Callie, 43, is a Dubai-based mother of two. She recalls her six-year-old asking to leave a party where she promptly burst into tears claiming her best friend had been mean to her. ‘I agonised about this all night,’ says Callie. ‘I felt like calling the child’s mother, and tried to get the exact details out of my daughter. But the next morning at school, the two girls laughed when they saw each other and went into class holding hands!’
As parents, we are keen to solve any dispute for our child to make them happy. But we are then in danger of escalating and complicating a problem that will likely be forgotten before they even see each other again. If we’re forever fighting our children’s battles, we will hinder their personal growth.
‘You’re teaching the child that you will always solve their problems in life, and that is a disaster, and yet we’re doing more of that than ever before,” says Michael Bradley, an adolescent psychologist and author of When Things Get Crazy with Your Teen.

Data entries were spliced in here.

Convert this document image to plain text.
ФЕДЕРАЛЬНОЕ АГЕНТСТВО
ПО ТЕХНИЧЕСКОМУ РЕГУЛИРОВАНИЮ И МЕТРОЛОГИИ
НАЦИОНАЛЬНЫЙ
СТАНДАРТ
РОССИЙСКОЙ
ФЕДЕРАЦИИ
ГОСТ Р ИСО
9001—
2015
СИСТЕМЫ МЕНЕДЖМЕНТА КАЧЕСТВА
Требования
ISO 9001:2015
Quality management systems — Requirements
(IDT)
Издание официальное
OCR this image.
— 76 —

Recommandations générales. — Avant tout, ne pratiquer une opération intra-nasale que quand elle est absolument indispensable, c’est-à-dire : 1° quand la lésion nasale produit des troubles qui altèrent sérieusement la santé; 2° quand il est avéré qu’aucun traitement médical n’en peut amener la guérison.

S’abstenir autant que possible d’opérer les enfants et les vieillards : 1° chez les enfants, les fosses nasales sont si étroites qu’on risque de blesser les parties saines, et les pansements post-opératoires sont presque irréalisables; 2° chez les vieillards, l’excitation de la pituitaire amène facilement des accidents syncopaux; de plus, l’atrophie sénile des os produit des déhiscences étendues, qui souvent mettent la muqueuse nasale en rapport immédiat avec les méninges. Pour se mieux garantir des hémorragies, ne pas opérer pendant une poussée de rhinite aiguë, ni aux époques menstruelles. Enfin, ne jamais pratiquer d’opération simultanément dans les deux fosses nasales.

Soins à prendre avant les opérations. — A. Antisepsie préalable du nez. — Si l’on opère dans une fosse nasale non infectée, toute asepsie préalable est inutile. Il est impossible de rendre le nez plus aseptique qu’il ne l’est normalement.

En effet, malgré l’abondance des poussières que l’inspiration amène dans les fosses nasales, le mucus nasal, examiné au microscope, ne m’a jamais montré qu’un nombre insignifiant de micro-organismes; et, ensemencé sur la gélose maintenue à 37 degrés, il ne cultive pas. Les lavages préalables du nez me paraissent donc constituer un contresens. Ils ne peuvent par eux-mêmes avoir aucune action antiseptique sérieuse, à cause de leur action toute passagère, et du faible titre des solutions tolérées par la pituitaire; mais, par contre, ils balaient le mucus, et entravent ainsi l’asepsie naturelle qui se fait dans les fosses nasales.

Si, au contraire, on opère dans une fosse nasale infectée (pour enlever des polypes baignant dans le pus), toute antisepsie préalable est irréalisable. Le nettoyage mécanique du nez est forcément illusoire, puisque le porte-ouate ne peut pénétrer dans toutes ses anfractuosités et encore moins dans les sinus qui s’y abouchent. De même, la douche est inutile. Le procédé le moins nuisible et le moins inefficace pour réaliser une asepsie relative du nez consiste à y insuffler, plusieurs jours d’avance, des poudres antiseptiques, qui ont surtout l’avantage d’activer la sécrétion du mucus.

It’s also hard for parents to be impartial and see the situation clearly when their own kids are involved. ‘This doesn’t mean we are oblivious to their faults,’ says Aisha, a Dubai-based mother of pre-schooler twins. ‘Or their ability to make mistakes from time to time. But our instinct is to protect, so we jump into defensive mode.’
By parents becoming involved in friendships, children don’t learn important life skills themselves. Dealing with conflict isn’t pleasant, and feeling hurt by somebody you consider a best friend is dreadful, but sadly, that’s real life. It’s going to happen, probably more than once, and as a parent, your job isn’t to swoop in and handle the matter for them, but nurture resilience, listening and empathy.
And let’s face it, scraps between kids happen all the time. Whether it’s a bad tackle during football, an argument over who wants which Lego piece or who got the bigger slice of pizza, this bickering will grow with the children, evolving into who said something cruel on social media and why wasn’t so-and-so invited to that 16th birthday party. Getting involved as a parent – even though you’ve raised them brilliantly – just isn’t sustainable.
So, what’s the solution? Dr Sarah Bren, a licensed clinical psychologist and host of parenting podcast Securely Attached, suggests asking mindful questions if you observe something that concerns you. Start with ‘How did you feel when Emily said that to you earlier? Does she often get angry like that?’ or ‘Why are you feeling sad after hanging out with Sam?’
This way, you can problem-solve together. You’ve shared an observation and this can make way for your child to voice their perspective. They may have been worrying about this situation but are unsure how to express themselves, so opening up this conversation might be a welcome relief. ‘Validating their emotional experience without rushing in to fix it for them is an invaluable parenting tool at any age,’ says Dr Bren.
She recommends using gentle questions and phrases during your conversation, including: ‘I can see that this is challenging; how can you talk to them about how you feel?’ Or: ‘What could make things feel differently?’
Help them by sharing your own experiences with friends and advising them on ways to improve the relationship. Remember, you are resilient and independent. Give your child the tools to become a strong and independent person, too. They might not appreciate this now, but they’ll be forever grateful in the future.